Why It Took Me 7 Years to Answer My Phone

When I became my mother’s Caregiver, my cell phone became my constant companion. Before she had to retire, and I moved in full time, I was still living and working in NYC while she lived and worked in Westchester, NY. I spent my days consumed with worry. As soon as I woke up, I would call her to check in. And then I would begin calling every few hours. I often wondered if the secretaries at her school found me to be caring or completely neurotic! As a teacher, she was done by 3:15. If I didn’t hear from her by 4:00 I was panicking. Every evening I would call two and three times to chat and make sure she was alive.

When her health became too grave for her to work any longer, I moved in full time. She was usually too weak to talk on the phone and so her friends and our family would often call me. I became the daily announcer for all things Anandi. Eventually, the doctors stopped calling her and only called me. And it was me who had to deliver to her whatever awful news they had for us that day.

I had been an only child, and so by nature a bit self absorbed growing up. Now, I only focused on her. I spent every day calling insurance companies and trying to find a doctor that could save her. And every night I slept with my phone in my bed because if she needed me, from the room next door, she would call. Because now she was too weak to call out for me.
When she passed, I turned my phone on silent. The sound of it ringing would give me chills. Every time it vibrated it was like I was experiencing post traumatic stress, and I would immediately look for her name on the screen.
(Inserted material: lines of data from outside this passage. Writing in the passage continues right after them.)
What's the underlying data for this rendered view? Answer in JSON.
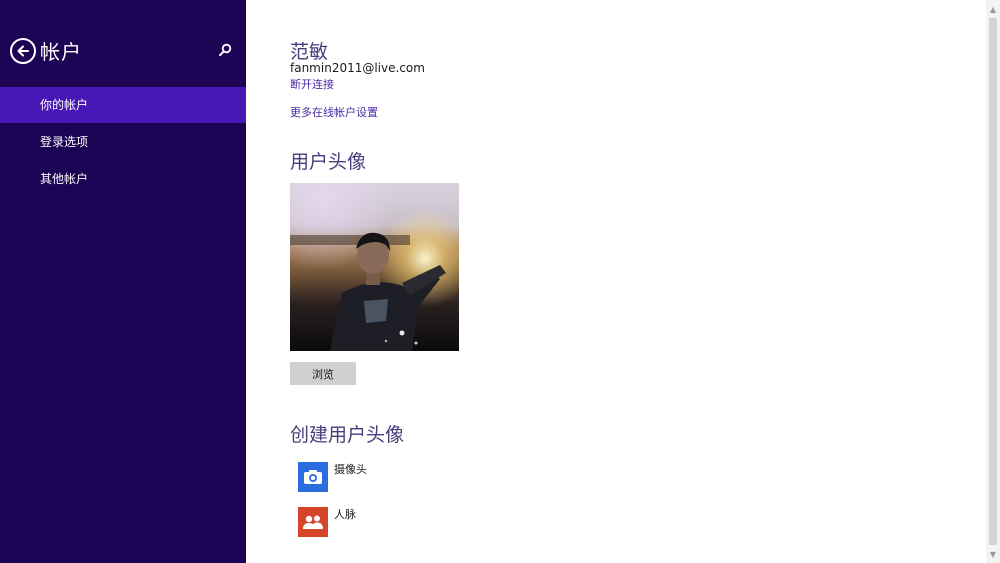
{
  "sidebar": {
    "title": "帐户",
    "items": [
      {
        "label": "你的帐户",
        "active": true
      },
      {
        "label": "登录选项",
        "active": false
      },
      {
        "label": "其他帐户",
        "active": false
      }
    ]
  },
  "account": {
    "name": "范敏",
    "email": "fanmin2011@live.com",
    "disconnect_label": "断开连接",
    "more_settings_label": "更多在线帐户设置"
  },
  "avatar_section": {
    "title": "用户头像",
    "browse_label": "浏览"
  },
  "create_section": {
    "title": "创建用户头像",
    "apps": [
      {
        "label": "摄像头",
        "icon": "camera-icon",
        "color": "#2b6ee0"
      },
      {
        "label": "人脉",
        "icon": "people-icon",
        "color": "#d6452a"
      }
    ]
  },
  "colors": {
    "sidebar_bg": "#1c0354",
    "active_item": "#4617b4",
    "accent_text": "#4a2aa5"
  }
}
It had become this awful traveling device of doom. I completely stopped having actual conversations on it and could only muster texting.

My friends and I would laugh about how rare it was to hear my voice, but few knew how painful it truly was for me.
Now, 7 years later, I have finally begun to answer. Not just that, I have actually dialed a few numbers myself! I know, that this means I am healing. Time has passed and the mind has a wonderful way of protecting us. Now, as I settle into my new city, my phone is this wonderful connector to friends and family. It rings and there is someone wonderful on the other end who loves me and who usually has some funny story for me. And sometimes, it’s just a beautiful friend calling to have a glass of wine over the phone and chat about absolutely nothing.

My ringer stays on now, though set to some sort of zen chime, and I don’t panic when it sounds. And every time I reach for it, I realize that the pain has eased and that I am going to be okay. And for that, I am forever grateful and blessed.